Showing posts with label Neil Sedaka. Show all posts
Showing posts with label Neil Sedaka. Show all posts

Wednesday, 21 August 2024

I wanna tell you a story

I love songs that tell stories; granted they tend to be very linear, but I don't have a problem with that. A story told in three minutes, with a couple of verses and a chorus, is brevity writ large. Ron Sexsmith is a master of the art form. Michael and his Dad from Long Player Late Bloomer is the tale of a father and his son coming to terms with the death of their wife & mother whilst at the same time not having a pot to piss in. I often say this about truly great songwriters (and Sexsmith truly is), but if I could write a song half as good as - fill in the gaps - I would die a happy man.

Ron Sexsmith - Michael and his Dad (2011)


Another beautiful story is recanted here by Neil Sedaka on his early 70s Emergence album. A young boy yearns to fly (don't all young boys yearn to fly?) and then many years later, when tucking in his own kids at bedtime, remembers that feeling. Sedaka released it as a single but, alas, it was a flop. There's probably a metaphor in there somewhere.

Neil Sedaka - Superbird (1971)


Friday, 19 February 2016

This will be our last song together, words will only make us cry

This week two people very close to me called time on their relationship. And the fallout has, predictably, reached Medd Towers. My role in all of this – that of Agony Aunt (a role, by the way, for which I have no training whatsoever) – involved lots of listening and a few pastoral words to them both based on my own, not unimpeachable, track record. Unrprisingly, it soon became apparent that I wasn’t equipped with the tools needed for the job and to help get their relationship back on to the track from which it had, only recently, been derailed. It’s all very sad.

Not for the first time, pieces of music come into my mind and, like all pesky earworms, refuse to budge. As one who has observed this purely from the sidelines I can’t help but be moved by this 1973 song from Neil Sedaka.

Wednesday, 10 April 2013

They're gonna crucify me


In April 1973 John Lennon was fighting for his life: his American life. On 23 March he'd been served papers by the US Immigration Service giving him 60 days notice to leave the country.
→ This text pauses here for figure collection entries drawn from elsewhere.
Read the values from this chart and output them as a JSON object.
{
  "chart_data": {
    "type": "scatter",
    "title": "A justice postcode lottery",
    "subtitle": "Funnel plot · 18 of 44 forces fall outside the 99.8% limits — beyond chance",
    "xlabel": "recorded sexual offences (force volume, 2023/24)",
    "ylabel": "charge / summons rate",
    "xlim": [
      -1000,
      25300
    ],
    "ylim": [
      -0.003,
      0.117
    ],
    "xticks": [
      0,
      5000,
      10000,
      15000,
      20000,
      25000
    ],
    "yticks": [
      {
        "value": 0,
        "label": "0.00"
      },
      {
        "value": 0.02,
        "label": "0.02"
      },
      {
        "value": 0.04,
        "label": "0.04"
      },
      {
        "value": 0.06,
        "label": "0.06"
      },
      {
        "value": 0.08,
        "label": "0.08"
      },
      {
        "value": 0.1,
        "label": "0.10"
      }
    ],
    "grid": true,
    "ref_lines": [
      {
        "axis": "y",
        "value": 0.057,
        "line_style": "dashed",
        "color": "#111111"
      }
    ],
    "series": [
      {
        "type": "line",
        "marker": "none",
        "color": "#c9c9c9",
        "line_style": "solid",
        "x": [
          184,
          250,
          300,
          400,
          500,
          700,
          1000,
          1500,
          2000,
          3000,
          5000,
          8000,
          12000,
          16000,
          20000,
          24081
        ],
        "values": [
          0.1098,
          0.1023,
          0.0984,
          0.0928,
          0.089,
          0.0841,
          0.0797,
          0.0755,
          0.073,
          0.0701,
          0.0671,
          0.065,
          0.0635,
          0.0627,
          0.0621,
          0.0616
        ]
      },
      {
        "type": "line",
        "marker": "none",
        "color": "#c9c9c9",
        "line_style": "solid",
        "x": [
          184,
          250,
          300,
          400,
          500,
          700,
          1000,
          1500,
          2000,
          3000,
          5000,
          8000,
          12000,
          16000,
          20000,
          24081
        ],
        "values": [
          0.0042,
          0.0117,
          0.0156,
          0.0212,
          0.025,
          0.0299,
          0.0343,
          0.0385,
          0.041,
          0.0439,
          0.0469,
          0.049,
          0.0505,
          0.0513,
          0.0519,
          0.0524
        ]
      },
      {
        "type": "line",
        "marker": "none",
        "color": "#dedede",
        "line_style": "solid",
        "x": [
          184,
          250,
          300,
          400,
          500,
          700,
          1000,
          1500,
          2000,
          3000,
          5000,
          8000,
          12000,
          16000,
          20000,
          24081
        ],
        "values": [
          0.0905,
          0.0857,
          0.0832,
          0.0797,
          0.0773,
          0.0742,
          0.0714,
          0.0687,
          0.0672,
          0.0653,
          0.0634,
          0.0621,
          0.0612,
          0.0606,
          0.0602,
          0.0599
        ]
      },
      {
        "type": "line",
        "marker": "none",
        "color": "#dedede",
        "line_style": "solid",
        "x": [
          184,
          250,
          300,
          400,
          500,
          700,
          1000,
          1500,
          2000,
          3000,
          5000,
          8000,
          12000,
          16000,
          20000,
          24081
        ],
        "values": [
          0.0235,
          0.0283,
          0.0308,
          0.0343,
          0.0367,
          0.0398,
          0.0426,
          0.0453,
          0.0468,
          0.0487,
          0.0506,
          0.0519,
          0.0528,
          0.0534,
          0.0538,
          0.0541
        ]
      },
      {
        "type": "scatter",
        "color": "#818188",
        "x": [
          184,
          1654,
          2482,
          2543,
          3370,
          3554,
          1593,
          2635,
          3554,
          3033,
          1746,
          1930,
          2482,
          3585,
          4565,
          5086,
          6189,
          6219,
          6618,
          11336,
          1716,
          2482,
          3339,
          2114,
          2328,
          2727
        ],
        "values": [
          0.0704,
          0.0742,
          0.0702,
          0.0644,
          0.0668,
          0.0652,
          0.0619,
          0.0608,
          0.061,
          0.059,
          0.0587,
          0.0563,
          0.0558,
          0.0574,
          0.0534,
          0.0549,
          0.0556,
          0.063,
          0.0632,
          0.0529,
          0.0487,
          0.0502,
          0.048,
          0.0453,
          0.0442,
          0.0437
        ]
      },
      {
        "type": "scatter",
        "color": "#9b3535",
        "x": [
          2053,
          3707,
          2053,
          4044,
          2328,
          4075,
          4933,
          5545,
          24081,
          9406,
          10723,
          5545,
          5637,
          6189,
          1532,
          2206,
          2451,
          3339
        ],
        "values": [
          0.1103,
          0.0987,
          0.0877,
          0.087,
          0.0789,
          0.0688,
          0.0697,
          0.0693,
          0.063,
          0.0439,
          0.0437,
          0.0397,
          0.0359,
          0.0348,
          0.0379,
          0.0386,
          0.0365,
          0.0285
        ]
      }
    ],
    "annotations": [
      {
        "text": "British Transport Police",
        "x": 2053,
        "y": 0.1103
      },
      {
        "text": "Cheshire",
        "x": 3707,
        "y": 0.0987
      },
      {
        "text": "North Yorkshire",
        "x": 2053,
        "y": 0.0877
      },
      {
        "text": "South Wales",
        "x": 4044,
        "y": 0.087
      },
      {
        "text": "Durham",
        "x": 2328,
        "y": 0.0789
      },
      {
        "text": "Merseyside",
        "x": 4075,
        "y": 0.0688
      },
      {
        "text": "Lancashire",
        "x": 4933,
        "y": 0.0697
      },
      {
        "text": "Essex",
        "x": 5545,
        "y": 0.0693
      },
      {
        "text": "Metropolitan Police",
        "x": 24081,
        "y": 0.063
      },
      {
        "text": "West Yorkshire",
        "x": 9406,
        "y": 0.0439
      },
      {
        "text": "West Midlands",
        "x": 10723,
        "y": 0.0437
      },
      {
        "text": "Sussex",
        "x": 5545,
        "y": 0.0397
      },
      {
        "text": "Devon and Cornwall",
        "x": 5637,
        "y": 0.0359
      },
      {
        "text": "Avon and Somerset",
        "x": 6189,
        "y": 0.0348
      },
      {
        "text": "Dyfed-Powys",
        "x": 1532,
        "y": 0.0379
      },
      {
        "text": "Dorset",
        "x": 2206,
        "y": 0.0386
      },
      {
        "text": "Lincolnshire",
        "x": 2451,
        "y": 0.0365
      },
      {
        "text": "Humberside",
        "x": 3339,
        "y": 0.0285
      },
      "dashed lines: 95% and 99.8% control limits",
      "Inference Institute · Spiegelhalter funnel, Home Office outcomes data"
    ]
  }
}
Or face deportation. His appeal was filed 3 April, but it would be another three years 'til Lennon got his Green Card.

His friend Neil Sedaka (pictured far right) wrote The Immigrant based on Lennon's lamentable
dealings with the authorities. 




It was a frenetic time for the Lennons: April was also the month John and Yoko moved out of their apartment in Greenwich Village to the Dakota Building in Manhattan's Upper West Side. And we all know what horrors unfolded there in December 1980.